Let's optimize the model for deployment.

In [None]:
# Initialize quantizer
quantizer = ModelQuantizer(best_model)

# Quantize the model
print("Quantizing model...")
quantized_model = quantizer.dynamic_quantization(dtype="int8")

# Save quantized model
torch.save(quantized_model, f"{MODEL_DIR}/fusion_model_quantized.pt")
print(f"Saved quantized model to {MODEL_DIR}/fusion_model_quantized.pt")

In [None]:
# Benchmark original vs quantized model
# Create sample inputs for benchmarking
sample_visual = torch.randn(1, visual_dim).to(device)
sample_text = torch.randn(1, text_dim).to(device)

# Run benchmark
benchmark_results = quantizer.benchmark(
    input_data=(sample_visual, sample_text),
    num_runs=100,
    warmup_runs=10
)

# Print benchmark results
print("Benchmark Results:")
print(f"  Original model inference time: {benchmark_results['original_time_s']*1000:.2f} ms")
print(f"  Quantized model inference time: {benchmark_results['quantized_time_s']*1000:.2f} ms")
print(f"  Speedup: {benchmark_results['speedup_factor']:.2f}x")
print(f"  Original model size: {benchmark_results['original_size_mb']:.2f} MB")
print(f"  Quantized model size: {benchmark_results['quantized_size_mb']:.2f} MB")
print(f"  Size reduction: {benchmark_results['size_reduction']*100:.2f}%")

In [None]:
# Export to ONNX format
# Initialize ONNX exporter
onnx_exporter = ONNXExporter(best_model, device=device)

# Export model to ONNX
print("Exporting model to ONNX...")
onnx_path = onnx_exporter.export(
    dummy_input=(sample_visual, sample_text),
    output_path=f"{MODEL_DIR}/fusion_model.onnx",
    input_names=["visual_features", "text_features"],
    output_names=["engagement", "sentiment", "content_features"],
    verbose=True,
    optimize=True
)

print(f"Exported ONNX model to {onnx_path}")

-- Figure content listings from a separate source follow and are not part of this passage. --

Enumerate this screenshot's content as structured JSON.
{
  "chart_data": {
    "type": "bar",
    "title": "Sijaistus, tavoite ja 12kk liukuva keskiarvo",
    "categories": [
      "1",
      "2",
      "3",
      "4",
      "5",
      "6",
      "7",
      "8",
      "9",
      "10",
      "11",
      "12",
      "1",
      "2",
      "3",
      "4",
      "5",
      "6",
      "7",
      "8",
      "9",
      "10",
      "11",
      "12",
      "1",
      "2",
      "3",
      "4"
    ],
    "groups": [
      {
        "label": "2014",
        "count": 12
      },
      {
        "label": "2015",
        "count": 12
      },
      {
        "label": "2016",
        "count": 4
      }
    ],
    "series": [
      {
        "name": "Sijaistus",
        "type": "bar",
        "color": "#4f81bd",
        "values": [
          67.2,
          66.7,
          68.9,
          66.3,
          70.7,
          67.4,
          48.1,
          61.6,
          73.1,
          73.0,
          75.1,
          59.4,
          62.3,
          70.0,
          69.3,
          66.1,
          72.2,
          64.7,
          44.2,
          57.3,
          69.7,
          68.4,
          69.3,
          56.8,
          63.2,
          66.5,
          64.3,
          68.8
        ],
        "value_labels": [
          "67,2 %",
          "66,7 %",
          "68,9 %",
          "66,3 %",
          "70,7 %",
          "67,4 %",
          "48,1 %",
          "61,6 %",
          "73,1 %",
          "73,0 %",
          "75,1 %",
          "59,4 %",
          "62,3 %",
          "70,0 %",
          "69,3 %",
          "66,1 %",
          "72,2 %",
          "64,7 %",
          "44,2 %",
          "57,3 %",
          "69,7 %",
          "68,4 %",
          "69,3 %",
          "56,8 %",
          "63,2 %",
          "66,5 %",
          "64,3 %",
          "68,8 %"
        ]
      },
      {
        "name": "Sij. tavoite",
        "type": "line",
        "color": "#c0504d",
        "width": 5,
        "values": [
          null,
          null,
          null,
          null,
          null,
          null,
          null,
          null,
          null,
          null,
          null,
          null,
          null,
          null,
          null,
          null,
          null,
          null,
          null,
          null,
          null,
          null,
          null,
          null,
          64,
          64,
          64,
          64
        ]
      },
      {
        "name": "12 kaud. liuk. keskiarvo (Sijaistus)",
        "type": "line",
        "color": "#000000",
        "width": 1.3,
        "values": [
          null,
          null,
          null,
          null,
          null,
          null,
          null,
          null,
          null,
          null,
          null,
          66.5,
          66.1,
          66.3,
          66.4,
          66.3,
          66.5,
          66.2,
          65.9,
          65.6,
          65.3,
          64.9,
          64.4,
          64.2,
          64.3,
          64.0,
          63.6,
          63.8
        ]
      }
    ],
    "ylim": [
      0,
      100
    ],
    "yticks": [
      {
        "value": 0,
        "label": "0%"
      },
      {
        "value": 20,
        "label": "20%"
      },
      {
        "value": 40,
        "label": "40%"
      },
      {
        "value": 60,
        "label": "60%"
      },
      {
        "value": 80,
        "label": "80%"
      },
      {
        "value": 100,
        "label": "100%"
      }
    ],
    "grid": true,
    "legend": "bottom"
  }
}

## Save Model Configuration

Let's save the model configuration for easy loading.

In [None]:
# Save model configuration
model_config = {
    "model_type": "MultimodalFusionModel",
    "visual_dim": visual_dim,
    "text_dim": text_dim,
    "fusion_dim": 512,
    "num_layers": 4,
    "num_heads": 8,
    "engagement_type": "regression",
    "training_info": {
        "num_epochs": num_epochs,
        "best_val_loss": best_val_loss,
        "final_mse": val_mse,
        "final_r2": val_r2,
        "date_trained": pd.Timestamp.now().strftime("%Y-%m-%d %H:%M:%S")
    },
    "files": {
        "pytorch_model": "fusion_model_best.pt",
        "quantized_model": "fusion_model_quantized.pt",
        "onnx_model": "fusion_model.onnx"
    }
}

# Save to JSON
with open(f"{MODEL_DIR}/model_config.json", "w") as f:
    json.dump(model_config, f, indent=2)

print(f"Saved model configuration to {MODEL_DIR}/model_config.json")

## Conclusion

In this notebook, we demonstrated the end-to-end training process for the multimodal fusion model used in audience engagement prediction:

1. We prepared the data and created a custom PyTorch dataset
2. We initialized the fusion model architecture
3. We trained the model and tracked its performance
4. We evaluated the model on validation data
5. We optimized the model through quantization and ONNX export
6. We saved the model configuration for future use

The trained model can now be used for audience engagement prediction in production systems.